Bref, une expo riche en émotions fortes, en couleurs, en métissages, en masques et en humour (il ne faudrait pas l’oublier !), une étape importante pour la reconnaissance des recherches féministes, intellectuelles et artistiques, en France, toujours en retard dans le domaine des gender studies par rapport aux pays anglo-saxons.

« Little Dolls » par Alain Delorme

A noter que j’ai trouvé, dans la jolie boutique du Musée, le coffret Little Dolls du photographe Alain Delorme, qui contient 24 cartes de sa série de photographies, luxueusement imprimées, pour la modique somme de 10€. Je salue ce genre d’initiatives qui rendent l’art contemporain accessible à toutes les bourses. Inutile de dire que les photos sont très belles et illustrent elles aussi une réflexion sur la condition féminine, cette fois du point de vue de l’enfance.

Marie

5 commentaires

  1. Ravie que tu aies aimé la maison du bonheur ! Tu es la bienvenue dans la France profonde ! :)

    Ne connaissant les travaux d’Orlan seulement de nom, je me suis régalée de l’exposition. J’ai trouvé que même si certaines oeuvres sont assez difficiles, le concept est cependant des plus intéressants. Par là je veux dire, que le travail de réflexion sur l’impact des images est intéressant, le fait que ce ne soit justement pas que des images mais aussi un texte et une réflexion d’Orlan ou d’un des auteurs qu’elle lisait (Michel Serres, ndK), ca m’a donné une impression de révolte à la propagande. Je me souviens comme les images étaient détournées au profit des convictions des gouvernements pendant la guerre, ca m’a rapelé un peu ça, mais dans une toute autre dimension.

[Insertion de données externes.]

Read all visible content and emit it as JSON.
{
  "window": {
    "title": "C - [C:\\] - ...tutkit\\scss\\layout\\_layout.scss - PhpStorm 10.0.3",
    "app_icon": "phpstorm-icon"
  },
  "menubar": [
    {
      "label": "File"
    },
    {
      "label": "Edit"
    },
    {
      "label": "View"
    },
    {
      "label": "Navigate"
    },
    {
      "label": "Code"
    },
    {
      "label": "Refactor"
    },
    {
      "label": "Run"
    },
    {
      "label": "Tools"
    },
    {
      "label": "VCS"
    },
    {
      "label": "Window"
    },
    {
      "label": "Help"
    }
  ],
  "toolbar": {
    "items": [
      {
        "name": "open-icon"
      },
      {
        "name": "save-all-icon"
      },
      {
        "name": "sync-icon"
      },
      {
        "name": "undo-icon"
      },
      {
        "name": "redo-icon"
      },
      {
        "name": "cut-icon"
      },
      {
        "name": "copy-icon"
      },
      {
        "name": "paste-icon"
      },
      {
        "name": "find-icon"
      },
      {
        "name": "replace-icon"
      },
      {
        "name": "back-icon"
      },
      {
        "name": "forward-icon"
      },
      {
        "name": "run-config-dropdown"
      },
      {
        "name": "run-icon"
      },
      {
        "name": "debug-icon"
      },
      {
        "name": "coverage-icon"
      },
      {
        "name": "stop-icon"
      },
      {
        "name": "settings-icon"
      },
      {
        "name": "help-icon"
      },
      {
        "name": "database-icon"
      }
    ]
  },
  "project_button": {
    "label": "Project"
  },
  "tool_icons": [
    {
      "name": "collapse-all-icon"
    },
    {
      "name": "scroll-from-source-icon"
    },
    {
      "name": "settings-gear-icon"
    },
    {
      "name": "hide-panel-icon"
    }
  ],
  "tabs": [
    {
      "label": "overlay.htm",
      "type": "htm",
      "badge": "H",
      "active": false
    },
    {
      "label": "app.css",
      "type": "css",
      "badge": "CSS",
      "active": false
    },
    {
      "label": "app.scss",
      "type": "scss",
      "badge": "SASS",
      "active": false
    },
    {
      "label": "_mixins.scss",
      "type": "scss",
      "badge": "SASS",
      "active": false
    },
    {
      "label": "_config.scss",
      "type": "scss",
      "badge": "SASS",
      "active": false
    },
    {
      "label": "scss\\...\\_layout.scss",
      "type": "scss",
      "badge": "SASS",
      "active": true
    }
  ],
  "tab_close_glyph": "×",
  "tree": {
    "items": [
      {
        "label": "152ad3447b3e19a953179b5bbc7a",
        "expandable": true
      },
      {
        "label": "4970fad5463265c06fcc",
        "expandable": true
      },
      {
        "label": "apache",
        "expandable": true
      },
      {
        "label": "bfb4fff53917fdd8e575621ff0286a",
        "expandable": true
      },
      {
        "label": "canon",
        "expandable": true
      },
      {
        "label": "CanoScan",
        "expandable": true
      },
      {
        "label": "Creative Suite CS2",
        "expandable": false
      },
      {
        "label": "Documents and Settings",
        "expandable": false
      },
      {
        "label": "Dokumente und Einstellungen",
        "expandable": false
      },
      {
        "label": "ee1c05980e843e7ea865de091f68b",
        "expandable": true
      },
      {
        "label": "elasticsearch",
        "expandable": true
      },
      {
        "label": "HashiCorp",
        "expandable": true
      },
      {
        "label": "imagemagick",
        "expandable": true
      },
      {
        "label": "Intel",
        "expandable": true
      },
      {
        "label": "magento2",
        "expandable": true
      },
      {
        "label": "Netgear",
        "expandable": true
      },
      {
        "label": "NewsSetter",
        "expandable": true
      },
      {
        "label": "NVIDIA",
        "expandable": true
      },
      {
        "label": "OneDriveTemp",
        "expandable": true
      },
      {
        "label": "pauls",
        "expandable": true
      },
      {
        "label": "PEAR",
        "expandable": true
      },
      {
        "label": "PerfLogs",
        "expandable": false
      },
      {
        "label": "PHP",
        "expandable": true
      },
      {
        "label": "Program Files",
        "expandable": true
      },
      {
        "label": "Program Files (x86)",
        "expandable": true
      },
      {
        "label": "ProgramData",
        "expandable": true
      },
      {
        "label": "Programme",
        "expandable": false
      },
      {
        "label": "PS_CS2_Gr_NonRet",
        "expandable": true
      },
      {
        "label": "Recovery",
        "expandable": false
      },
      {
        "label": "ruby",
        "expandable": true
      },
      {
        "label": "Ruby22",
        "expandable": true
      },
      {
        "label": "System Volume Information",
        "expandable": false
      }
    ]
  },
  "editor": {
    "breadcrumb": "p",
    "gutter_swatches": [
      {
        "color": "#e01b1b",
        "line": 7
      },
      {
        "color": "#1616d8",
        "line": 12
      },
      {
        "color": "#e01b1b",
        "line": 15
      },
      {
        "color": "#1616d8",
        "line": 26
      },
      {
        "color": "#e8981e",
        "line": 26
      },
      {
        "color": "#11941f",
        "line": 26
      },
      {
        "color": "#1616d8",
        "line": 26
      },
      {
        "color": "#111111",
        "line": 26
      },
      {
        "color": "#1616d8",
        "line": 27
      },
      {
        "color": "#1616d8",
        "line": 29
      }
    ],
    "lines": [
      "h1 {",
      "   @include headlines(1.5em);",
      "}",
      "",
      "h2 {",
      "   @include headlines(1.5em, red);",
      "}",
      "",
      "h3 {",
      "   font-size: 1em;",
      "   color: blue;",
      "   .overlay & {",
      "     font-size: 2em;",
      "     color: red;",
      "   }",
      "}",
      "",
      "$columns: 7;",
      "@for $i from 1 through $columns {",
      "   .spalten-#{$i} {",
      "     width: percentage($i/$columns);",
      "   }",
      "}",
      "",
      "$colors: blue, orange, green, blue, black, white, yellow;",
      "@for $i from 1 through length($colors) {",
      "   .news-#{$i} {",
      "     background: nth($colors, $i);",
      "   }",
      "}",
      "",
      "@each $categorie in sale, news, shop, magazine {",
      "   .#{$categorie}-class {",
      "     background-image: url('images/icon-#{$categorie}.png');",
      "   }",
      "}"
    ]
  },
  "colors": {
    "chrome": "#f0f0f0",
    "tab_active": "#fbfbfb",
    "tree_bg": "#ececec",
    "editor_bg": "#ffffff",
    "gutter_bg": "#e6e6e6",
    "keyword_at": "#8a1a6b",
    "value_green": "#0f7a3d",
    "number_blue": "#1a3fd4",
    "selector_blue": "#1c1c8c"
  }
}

    Et il faut dire que j’ai adoré tous ces concepts farfelus comme mesururer en « orlan-corps »; c’est farfelu et beau en même temps. Merci de m’avoir proposer d’y aller! :) Je l’ai recommendée a ma mère d’ailleurs ! :)

    Ha et pour la blague, mon chef m’en a donné une :
    « Quel est le classique littéraire préféré des stephanois ? Réponse : ANTIGONE !! »

  2. Coucou, ça fait plaisir de te voir par ici! Je me sentais un peu seule dans ce billet… :-P

    Je suis très contente que l’expo t’ait plu et le travail d’Orlan touchée. Ce n’est jamais facile de se prendre une telle rétrospective dans la tronche, d’autant moins quand on connaît peu voire pas du tout l’artiste qui expose.

    Au fait, la blague est excellente!!… Je la ressortirai :-P

  3. Contente que tu aies aimé l’expo… Ca change vraiment beaucoup de choses de voir les oeuvres en « vrai » plutôt que par des repro dans des bouquins, et/ou, pire, sur le net… surtout quand les oeuvres sont grandes voir monumentales!
    Si tu vas à Paris va voir la retrospective de Annette Messager à Beaubourg… je pense que ça pourrait t’intéresser aussi…
    Les lyonnais sont carrément devenus tes ennemis? ben dis donc!

  4. Les lyonnais sont carrément devenus tes ennemis? ben dis donc!

    Non, c’était juste une emphase qui se voulait humoristique. Faut pas tout prendre au pied de la lettre!

  5. L’expo d’Orlan avait l’air intéressante, j’aurais aimé y aller. Tant pis, une prochaine fois.

    Et puis Saint Etienne doit te reposer par rapport à Lyon, toujours en ébullition.
    Et puis quelle hôte aussi! ;) La « chambre rose » à des pouvoirs magiques bienfaisants, j’en suis sûre maintenant!